Traditional means of teaching history include reading from a textbook, giving lectures, inviting guest speakers, viewing films, and providing “hands-on activities.” When possible, teachers use a variety of supporting resources such as local historical societies and related field trips. According to Wiles and Bondi in Curriculum Development, A Guide to Practice, there has been less reform in the teaching of social studies than in the teaching of other major areas of the elementary curriculum, although that is gradually changing. In the 1980’s and the 1990’s, social studies instruction became more thematic in nature; teachers began to use a variety of literature genres as well as materials from other disciplines to support their students’ understanding of content. Predominantly popular were “curriculum webs” that graphically organized the content of a study by academic disciplines. Teachers used these webs for instructional planning, relying less on social studies textbooks and their manuals. Many school districts opted for resource-based learning in which textbooks were not used at all. By design, resource-based learning encourages in-depth focus on a topic that inspires students to construct meaning through interaction with information resources. There are many advantages to this approach; primary among them is the internalization of a coherent process of learning. Students construct meaning around a topic as they study, continuously connecting daily learning to overall goals and objectives. In essence, they are learning how to learn. While this internalization is critical, student outcomes do not
always reflect curriculum standards and state testing goals. Resource-based learning is not enough.

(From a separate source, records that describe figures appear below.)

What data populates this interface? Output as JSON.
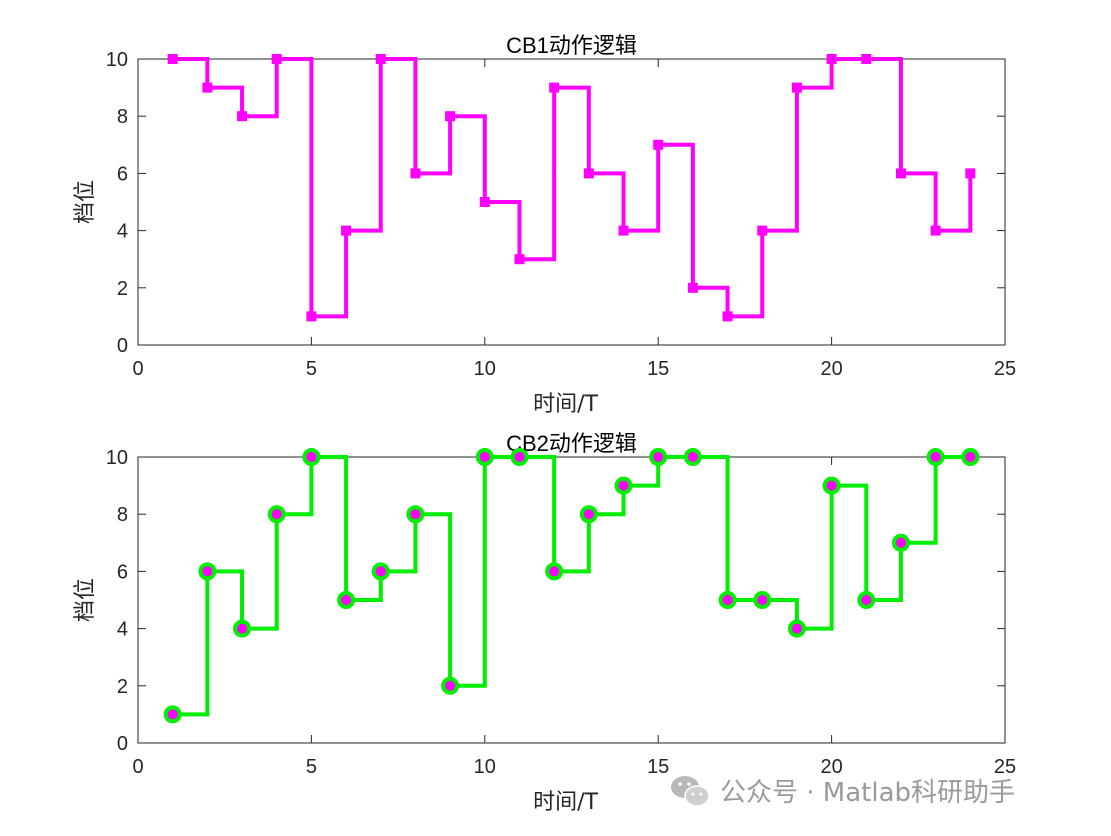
{
  "chart_data": [
    {
      "type": "line",
      "step": "post",
      "title": "CB1动作逻辑",
      "xlabel": "时间/T",
      "ylabel": "档位",
      "xlim": [
        0,
        25
      ],
      "ylim": [
        0,
        10
      ],
      "xticks": [
        "0",
        "5",
        "10",
        "15",
        "20",
        "25"
      ],
      "yticks": [
        "0",
        "2",
        "4",
        "6",
        "8",
        "10"
      ],
      "line_color": "#ff00ff",
      "marker": "square",
      "marker_color": "#ff00ff",
      "series": [
        {
          "x": [
            1,
            2,
            3,
            4,
            5,
            6,
            7,
            8,
            9,
            10,
            11,
            12,
            13,
            14,
            15,
            16,
            17,
            18,
            19,
            20,
            21,
            22,
            23,
            24
          ],
          "values": [
            10,
            9,
            8,
            10,
            1,
            4,
            10,
            6,
            8,
            5,
            3,
            9,
            6,
            4,
            7,
            2,
            1,
            4,
            9,
            10,
            10,
            6,
            4,
            6
          ]
        }
      ]
    },
    {
      "type": "line",
      "step": "post",
      "title": "CB2动作逻辑",
      "xlabel": "时间/T",
      "ylabel": "档位",
      "xlim": [
        0,
        25
      ],
      "ylim": [
        0,
        10
      ],
      "xticks": [
        "0",
        "5",
        "10",
        "15",
        "20",
        "25"
      ],
      "yticks": [
        "0",
        "2",
        "4",
        "6",
        "8",
        "10"
      ],
      "line_color": "#00ee00",
      "marker": "circle",
      "marker_color": "#ff00ff",
      "marker_edge": "#00ee00",
      "series": [
        {
          "x": [
            1,
            2,
            3,
            4,
            5,
            6,
            7,
            8,
            9,
            10,
            11,
            12,
            13,
            14,
            15,
            16,
            17,
            18,
            19,
            20,
            21,
            22,
            23,
            24
          ],
          "values": [
            1,
            6,
            4,
            8,
            10,
            5,
            6,
            8,
            2,
            10,
            10,
            6,
            8,
            9,
            10,
            10,
            5,
            5,
            4,
            9,
            5,
            7,
            10,
            10
          ]
        }
      ]
    }
  ],
  "watermark": {
    "text": "公众号 · Matlab科研助手",
    "icon": "wechat-icon"
  }
}
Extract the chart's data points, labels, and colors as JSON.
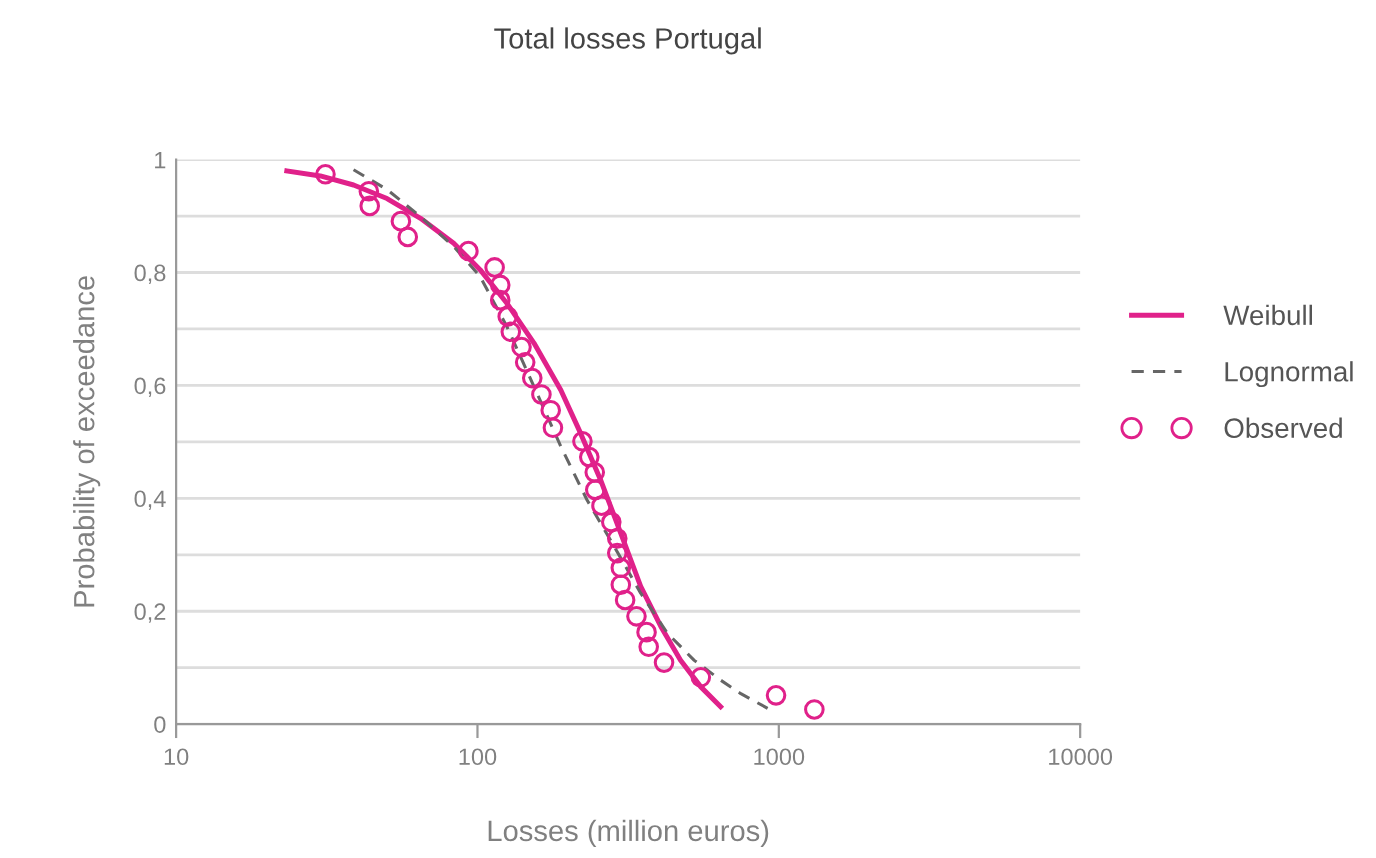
{
  "chart_data": {
    "type": "line",
    "title": "Total losses Portugal",
    "xlabel": "Losses (million euros)",
    "ylabel": "Probability of exceedance",
    "log": "x",
    "xlim": [
      10,
      10000
    ],
    "xticks": [
      10,
      100,
      1000,
      10000
    ],
    "ylim": [
      0,
      1
    ],
    "yticks": [
      0,
      {
        "value": 0.1,
        "label": null
      },
      {
        "value": 0.2,
        "label": "0,2"
      },
      {
        "value": 0.3,
        "label": null
      },
      {
        "value": 0.4,
        "label": "0,4"
      },
      {
        "value": 0.5,
        "label": null
      },
      {
        "value": 0.6,
        "label": "0,6"
      },
      {
        "value": 0.7,
        "label": null
      },
      {
        "value": 0.8,
        "label": "0,8"
      },
      {
        "value": 0.9,
        "label": null
      },
      1
    ],
    "grid": "y",
    "legend": "right",
    "series": [
      {
        "name": "Weibull",
        "color": "#e0218a",
        "line_style": "solid",
        "marker": "none",
        "x": [
          23.3,
          30.1,
          38.8,
          50.1,
          64.7,
          83.4,
          102,
          125,
          154,
          189,
          220,
          256,
          299,
          348,
          406,
          472,
          551,
          641
        ],
        "values": [
          0.98,
          0.971,
          0.955,
          0.931,
          0.896,
          0.852,
          0.805,
          0.746,
          0.675,
          0.592,
          0.515,
          0.433,
          0.338,
          0.244,
          0.173,
          0.113,
          0.066,
          0.031
        ]
      },
      {
        "name": "Lognormal",
        "color": "#666666",
        "line_style": "dashed",
        "marker": "none",
        "x": [
          38.8,
          50.1,
          64.7,
          83.4,
          102,
          125,
          154,
          189,
          231,
          284,
          348,
          427,
          524,
          641,
          748,
          918
        ],
        "values": [
          0.982,
          0.947,
          0.899,
          0.846,
          0.793,
          0.705,
          0.598,
          0.492,
          0.397,
          0.315,
          0.232,
          0.161,
          0.113,
          0.078,
          0.054,
          0.028
        ]
      },
      {
        "name": "Observed",
        "type": "scatter",
        "color": "#e0218a",
        "marker": "circle",
        "x": [
          31.3,
          43.6,
          43.9,
          55.7,
          58.7,
          93.3,
          114,
          119,
          119,
          126,
          129,
          140,
          144,
          152,
          163,
          175,
          178,
          223,
          235,
          245,
          246,
          258,
          278,
          291,
          291,
          299,
          299,
          309,
          337,
          364,
          370,
          416,
          551,
          979,
          1312
        ],
        "values": [
          0.974,
          0.944,
          0.918,
          0.891,
          0.863,
          0.838,
          0.809,
          0.778,
          0.751,
          0.722,
          0.695,
          0.668,
          0.641,
          0.613,
          0.584,
          0.556,
          0.525,
          0.501,
          0.473,
          0.446,
          0.415,
          0.387,
          0.358,
          0.329,
          0.303,
          0.277,
          0.247,
          0.22,
          0.191,
          0.163,
          0.137,
          0.109,
          0.083,
          0.051,
          0.026
        ]
      }
    ]
  }
}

Teachers of the upper elementary grades at Conte West Hills Magnet School seek to combine the best of resource-based learning with more traditional pedagogies to affect students’ mastery of curriculum standards. We value content-area textbooks that explain historical content at our students’ reading level because the books give students a baseline understanding of people, places, and events and provide them with an organizational structure of an era. This information must be presented clearly and concisely if students are to move beyond the textbook. Rich, content-driven literature complements a textbook by presenting the many stories put forth by people from all walks of life. Our students can connect their personal stories to those of the characters and gain a more realistic view of life at the time. It is the available literature for children and adolescents, with its diverse characters, settings, and plot lines that allows our students to connect the dots of content presented
in textbooks and enables them to gain a greater appreciation for the similarities and differences between people of all eras. Quality literature makes a study come alive.